Les finances publiques sont l’ensemble des moyens qu’usent les collectivités publiques pour exécuter les dépenses liées à la satisfaction des besoins d’intérêt général[1]. Entant qu’entités publiques disposant des droits et moyens exorbitants, les institutions publiques procèdent par prélèvements obligatoires (TVA droits de douane et impôts) pour financer leurs dépenses. Jusqu'à une époque relativement récente, aucune distinction n’était faite entre dépenses de l’Etat et dépenses publiques. Or compte tenu de l’accroissement de la population, des services publiques et de la diversification[2] de celle-ci, il convient aujourd’hui de différencier dépenses de l’Etat et dépenses publiques.
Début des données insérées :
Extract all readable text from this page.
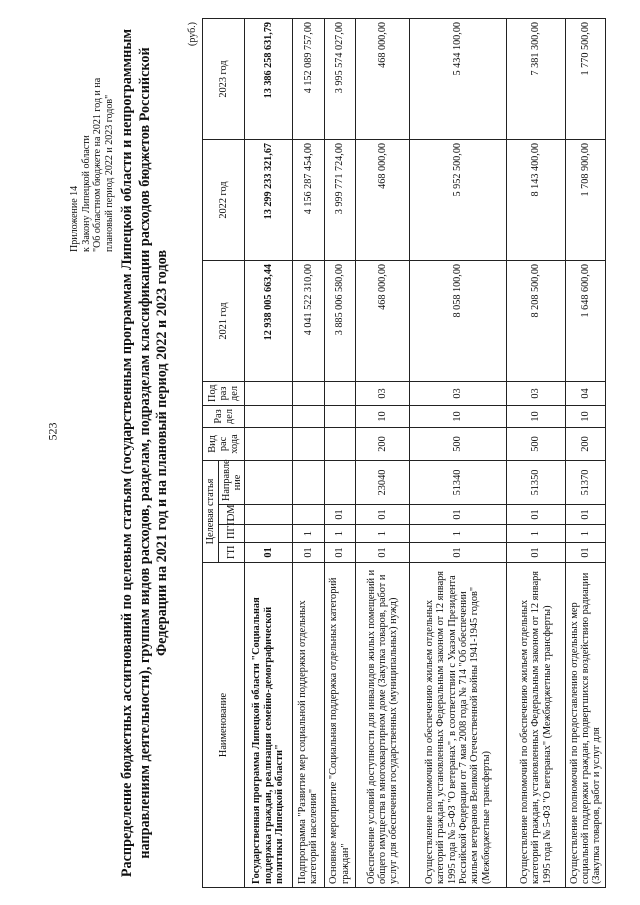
523
Приложение 14 к Закону Липецкой области "Об областном бюджете на 2021 год и на плановый период 2022 и 2023 годов" Распределение бюджетных ассигнований по целевым статьям (государственным программам Липецкой области и непрограммным направлениям деятельности), группам видов расходов, разделам, подразделам классификации расходов бюджетов Российской Федерации на 2021 год и на плановый период 2022 и 2023 годов
(руб.)
Наименование	Целевая статья				Вид рас хода	Раз дел	Под раз дел	2021 год	2022 год	2023 год
	ГП	ПГП	ОМ	Направле ние						
Государственная программа Липецкой области "Социальная поддержка граждан, реализация семейно-демографической политики Липецкой области"	01							12 938 005 663,44	13 299 233 321,67	13 386 258 631,79
Подпрограмма "Развитие мер социальной поддержки отдельных категорий населения"	01	1						4 041 522 310,00	4 156 287 454,00	4 152 089 757,00
Основное мероприятие "Социальная поддержка отдельных категорий граждан"	01	1	01					3 885 006 580,00	3 999 771 724,00	3 995 574 027,00
Обеспечение условий доступности для инвалидов жилых помещений и общего имущества в многоквартирном доме (Закупка товаров, работ и услуг для обеспечения государственных (муниципальных) нужд)	01	1	01	23040	200	10	03	468 000,00	468 000,00	468 000,00
Осуществление полномочий по обеспечению жильем отдельных категорий граждан, установленных Федеральным законом от 12 января 1995 года № 5-ФЗ "О ветеранах", в соответствии с Указом Президента Российской Федерации от 7 мая 2008 года № 714 "Об обеспечении жильем ветеранов Великой Отечественной войны 1941-1945 годов" (Межбюджетные трансферты)	01	1	01	51340	500	10	03	8 058 100,00	5 952 500,00	5 434 100,00
Осуществление полномочий по обеспечению жильем отдельных категорий граждан, установленных Федеральным законом от 12 января 1995 года № 5-ФЗ "О ветеранах" (Межбюджетные трансферты)	01	1	01	51350	500	10	03	8 208 500,00	8 143 400,00	7 381 300,00
Осуществление полномочий по предоставлению отдельных мер социальной поддержки граждан, подвергшихся воздействию радиации (Закупка товаров, работ и услуг для	01	1	01	51370	200	10	04	1 648 600,00	1 708 900,00	1 770 500,00
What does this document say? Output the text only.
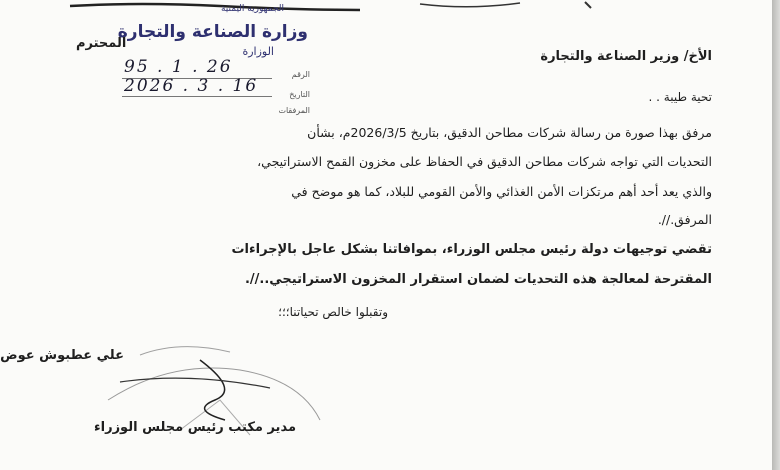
الجمهورية اليمنية
وزارة الصناعة والتجارة
الوزارة
الرقم
26 . 1 . 95
التاريخ
16 . 3 . 2026
المرفقات
المحترم
الأخ/ وزير الصناعة والتجارة
تحية طيبة . .
مرفق بهذا صورة من رسالة شركات مطاحن الدقيق، بتاريخ 2026/3/5م، بشأن
التحديات التي تواجه شركات مطاحن الدقيق في الحفاظ على مخزون القمح الاستراتيجي،
والذي يعد أحد أهم مرتكزات الأمن الغذائي والأمن القومي للبلاد، كما هو موضح في
المرفق.//.
تقضي توجيهات دولة رئيس مجلس الوزراء، بموافاتنا بشكل عاجل بالإجراءات
المقترحة لمعالجة هذه التحديات لضمان استقرار المخزون الاستراتيجي..//.
وتقبلوا خالص تحياتنا؛؛؛
علي عطبوش عوض
مدير مكتب رئيس مجلس الوزراء
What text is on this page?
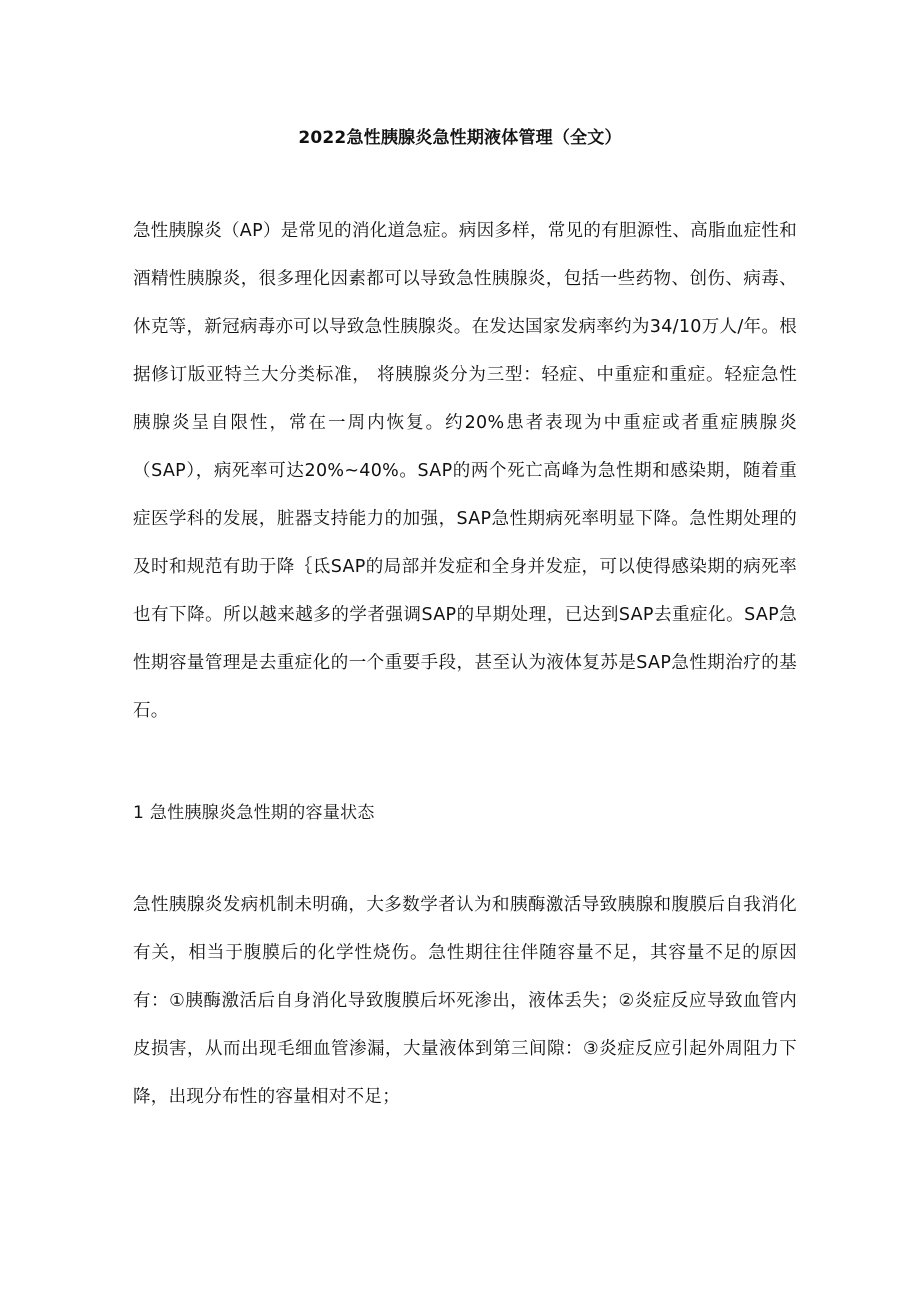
2022急性胰腺炎急性期液体管理（全文）

急性胰腺炎（AP）是常见的消化道急症。病因多样，常见的有胆源性、高脂血症性和酒精性胰腺炎，很多理化因素都可以导致急性胰腺炎，包括一些药物、创伤、病毒、休克等，新冠病毒亦可以导致急性胰腺炎。在发达国家发病率约为34/10万人/年。根据修订版亚特兰大分类标准， 将胰腺炎分为三型：轻症、中重症和重症。轻症急性胰腺炎呈自限性，常在一周内恢复。约20%患者表现为中重症或者重症胰腺炎（SAP），病死率可达20%~40%。SAP的两个死亡高峰为急性期和感染期，随着重症医学科的发展，脏器支持能力的加强，SAP急性期病死率明显下降。急性期处理的及时和规范有助于降｛氐SAP的局部并发症和全身并发症，可以使得感染期的病死率也有下降。所以越来越多的学者强调SAP的早期处理，已达到SAP去重症化。SAP急性期容量管理是去重症化的一个重要手段，甚至认为液体复苏是SAP急性期治疗的基石。

1 急性胰腺炎急性期的容量状态

急性胰腺炎发病机制未明确，大多数学者认为和胰酶激活导致胰腺和腹膜后自我消化有关，相当于腹膜后的化学性烧伤。急性期往往伴随容量不足，其容量不足的原因有：①胰酶激活后自身消化导致腹膜后坏死渗出，液体丢失；②炎症反应导致血管内皮损害，从而出现毛细血管渗漏，大量液体到第三间隙：③炎症反应引起外周阻力下降，出现分布性的容量相对不足；
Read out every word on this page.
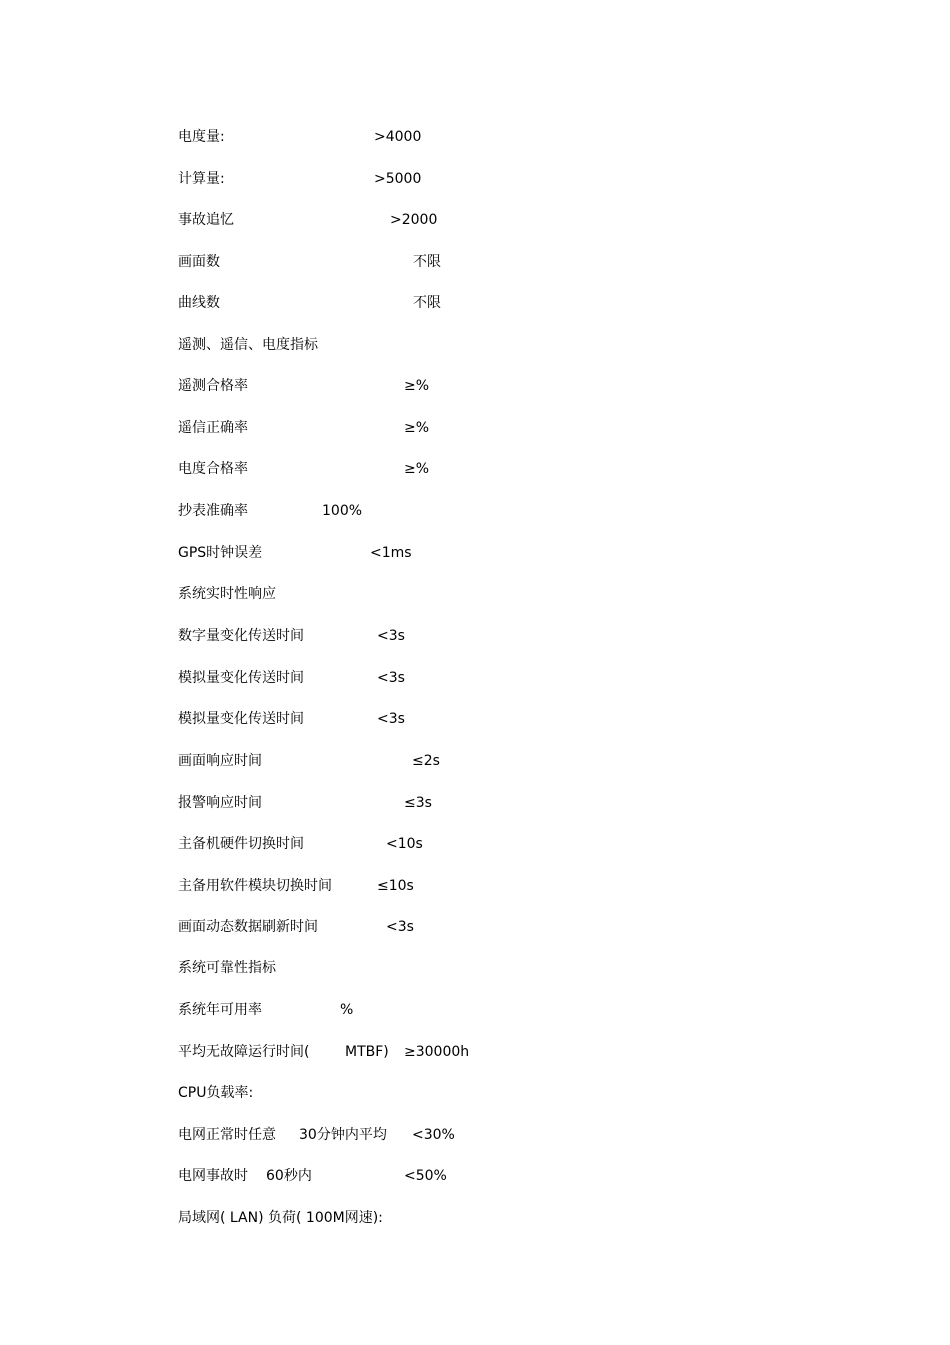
电度量:	>4000
计算量:	>5000
事故追忆	>2000
画面数	不限
曲线数	不限
遥测、遥信、电度指标
遥测合格率	≥%
遥信正确率	≥%
电度合格率	≥%
抄表准确率	100%
GPS时钟误差	<1ms
系统实时性响应
数字量变化传送时间	<3s
模拟量变化传送时间	<3s
模拟量变化传送时间	<3s
画面响应时间	≤2s
报警响应时间	≤3s
主备机硬件切换时间	<10s
主备用软件模块切换时间	≤10s
画面动态数据刷新时间	<3s
系统可靠性指标
系统年可用率	%
平均无故障运行时间(	MTBF) ≥30000h
CPU负载率:
电网正常时任意 30分钟内平均 <30%
电网事故时 60秒内	<50%
局域网( LAN) 负荷( 100M网速):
L’expression dépenses publiques renvoie aujourd’hui aux dépenses effectuées par l’ensemble des institutions à caractère public (collectivités territoriales décentralisées y compris) tandis que les dépenses de l’Etat se limitent quant à eux aux seules dépenses propres à l’Etat central[3]. Cette distinction faite, il convient de préciser les contours de cet exposé centré sur les dépenses publiques parce qu’on pourrait à priori s’interroger sur ce qu’est une dépense publique, la question de son enjeu se pose également. En quoi consistent les dépenses publiques ? Comment mettre en exécution l’ensemble des dépenses programmées ? Et enfin, existe-t-il un lien entre dépenses publiques et économie ? Telles sont là quelques questions sur lesquelles on pourrait mener une réflexion et dont nous tenterons d’y apporter des éléments de réponses afin de rendre la notion de dépenses publiques accessible à tous. L’intérêt d’un tel exposé ne manque pas car non seulement il nous renseigne sur la notion de dépenses publiques, mais il nous plonge également au cœur des réalités quotidiennes de la vie d’un Etat. Pour matérialiser cet objectif, nous étudierons d’une part la classification et l’exécution des dépenses publiques (I) et leurs effets sur l’économie (II).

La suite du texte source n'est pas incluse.